Wie haben sich deine sportlichen Zielsetzungen verändert, wo dir für einen Einzel-Startplatz bei Olympia nur mehr eine fehlerfreie lange 4*-Geländestrecke fehlt?
Siegl: Die Qualifikation wollte ich bei einem Turnier im April erbringen und das Konditionstraining der Pferde war auf den Saison-Höhepunkt im Juli ausgerichtet. Mit der Verschiebung um ein Jahr gewinne ich aber nun ein Jahr, in dem ich mehr Erfahrung sammeln kann. Wie es heute aussieht, werde ich nächstes Jahr mit Fighting Line die Olympia-Saison planen und wenn möglich mit einem zweiten Pferd auf die Europameisterschaft hinarbeiten.
Du wirst von deinem Vater trainiert. Wie sieht dein Training derzeit aus?
Siegl: Ich bin froh, dass er mein Trainer ist (Anm: Leas Vater und Trainer Harald Siegl nahm selbst als Vielseitigkeitsreiter an den Olympischen Spielen 2004 in Athen teil). Wir haben jetzt mehr Zeit miteinander, weil wir beide selbst nicht auswärts unterrichten können, und arbeiten genau an der Korrektur gewisser Fehler meinerseits. Außerdem widmen wir uns intensiv der Ausbildung junger Pferde, die sonst in der Saison immer ein wenig zurückstecken müssen. Generell legen wir viel Wert darauf, mit Pferden ohne jeden Stress zu arbeiten und uns ihr Vertrauen zu erarbeiten. Wir bringen sie immer wieder in neue Situationen und nutzen verschiedene Boden- und Lichtverhältnisse. Wenn die Pferde erleben, dass wir selbst ruhig bleiben, lernen sie uns zu vertrauen und werden immer lockerer. Gerade ein Vielseitigkeitspferd muss der Reiterin absolut vertrauen und einfach cool sein!

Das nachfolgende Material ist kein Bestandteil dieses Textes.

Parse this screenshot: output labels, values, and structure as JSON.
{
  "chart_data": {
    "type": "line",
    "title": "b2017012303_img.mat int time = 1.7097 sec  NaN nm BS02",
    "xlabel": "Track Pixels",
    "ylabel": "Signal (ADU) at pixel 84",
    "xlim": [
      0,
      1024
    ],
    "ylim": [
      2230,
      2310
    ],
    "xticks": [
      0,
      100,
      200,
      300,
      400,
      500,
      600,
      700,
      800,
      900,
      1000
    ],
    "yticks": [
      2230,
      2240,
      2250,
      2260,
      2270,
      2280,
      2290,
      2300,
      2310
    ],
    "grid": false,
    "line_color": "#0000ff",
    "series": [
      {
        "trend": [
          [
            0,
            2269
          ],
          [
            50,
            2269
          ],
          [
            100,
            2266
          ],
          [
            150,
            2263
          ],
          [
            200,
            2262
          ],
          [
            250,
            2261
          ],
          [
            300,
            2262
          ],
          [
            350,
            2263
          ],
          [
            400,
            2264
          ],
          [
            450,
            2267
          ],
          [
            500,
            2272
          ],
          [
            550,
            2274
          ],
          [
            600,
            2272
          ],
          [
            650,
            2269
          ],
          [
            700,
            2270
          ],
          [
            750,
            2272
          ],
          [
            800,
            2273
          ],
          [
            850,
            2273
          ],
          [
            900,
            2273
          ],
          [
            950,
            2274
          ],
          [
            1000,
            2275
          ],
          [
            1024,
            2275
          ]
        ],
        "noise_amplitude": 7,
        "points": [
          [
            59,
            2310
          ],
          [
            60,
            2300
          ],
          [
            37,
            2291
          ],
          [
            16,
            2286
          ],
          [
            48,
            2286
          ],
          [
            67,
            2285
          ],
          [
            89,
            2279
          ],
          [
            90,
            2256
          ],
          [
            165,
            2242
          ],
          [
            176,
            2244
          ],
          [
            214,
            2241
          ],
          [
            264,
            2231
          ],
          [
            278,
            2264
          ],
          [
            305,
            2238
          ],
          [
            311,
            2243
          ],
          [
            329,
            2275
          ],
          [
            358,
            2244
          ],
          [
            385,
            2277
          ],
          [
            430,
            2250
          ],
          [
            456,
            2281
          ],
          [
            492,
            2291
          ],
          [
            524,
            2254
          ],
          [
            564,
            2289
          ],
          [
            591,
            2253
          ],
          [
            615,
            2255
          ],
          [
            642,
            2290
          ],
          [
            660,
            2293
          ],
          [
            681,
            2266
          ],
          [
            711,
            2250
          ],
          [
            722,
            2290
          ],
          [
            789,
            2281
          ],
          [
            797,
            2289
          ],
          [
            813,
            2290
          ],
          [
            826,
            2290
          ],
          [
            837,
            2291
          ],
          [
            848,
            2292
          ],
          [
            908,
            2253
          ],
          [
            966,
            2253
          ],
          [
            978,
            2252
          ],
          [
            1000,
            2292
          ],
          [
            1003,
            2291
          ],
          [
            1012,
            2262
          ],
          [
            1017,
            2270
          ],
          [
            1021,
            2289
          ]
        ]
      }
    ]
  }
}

Du hast vorhin von einer Online-Reitstunde erzählt – wie funktioniert das?
Siegl: Mit Online-Reitstunden habe ich eine gute Lösung gefunden, mit meinen Reitschülern in Kontakt zu bleiben. Man braucht dazu ein Tablet oder I-Pad und eine gute Internet-Verbindung. Ich sehe dann am Laptop die Schüler in der Halle reiten und unterrichte über Handy und Kopfhörer.
Vielen Dank für das Gespräch!
Zur Person: Die oberösterreichische Vielseitigkeitsreiterin Lea Siegl (21) gewann im September vergangenen Jahres ihre erste 4*-Prüfung. Mit ihrer bisherigen Ergebnisse hat das ehemalige Mitglied des OEPS Talente-Teams einen Quotenplatz für Österreich bei den Olympischen Spielen in Tokio geholt, um selbst alle Kriterien für die Olympia-Qualifikation zu erfüllen, fehlt noch eine fehlerfreie Geländeprüfung über die lange Distanz. Die Lehramtsstudentin für Geschichte und Psychologie/Philosophie bildet selbst ReiterInnen aus und absolviert die Staatliche Trainerausbildung an der Bundessportakademie Wien.
Die Top 3-Strategien gegen die Krise von Lea Siegl
1. Ruhe bewahren: Als Vielseitigkeitsreiterin sowie in der Ausbildung von Jungpferden legt Lea Siegl großen Wert auf Ruhe und Gelassenheit - das hilft ihr jetzt im Umgang mit der noch immer ungewohnten Situation.
2. Risiko-Bewusstsein: Jetzt gilt es im Alltag bestimmte Sicherheitsregeln einzuhalten. Auch dabei hilft die reiterliche Erfahrung!
3. Zielsetzungen anpassen: Das Datum für den nächsten Turnierstart ist derzeit ungewiss. Das bedeutet für Reiterin und Pferde laufend neue Ziele zu formulieren.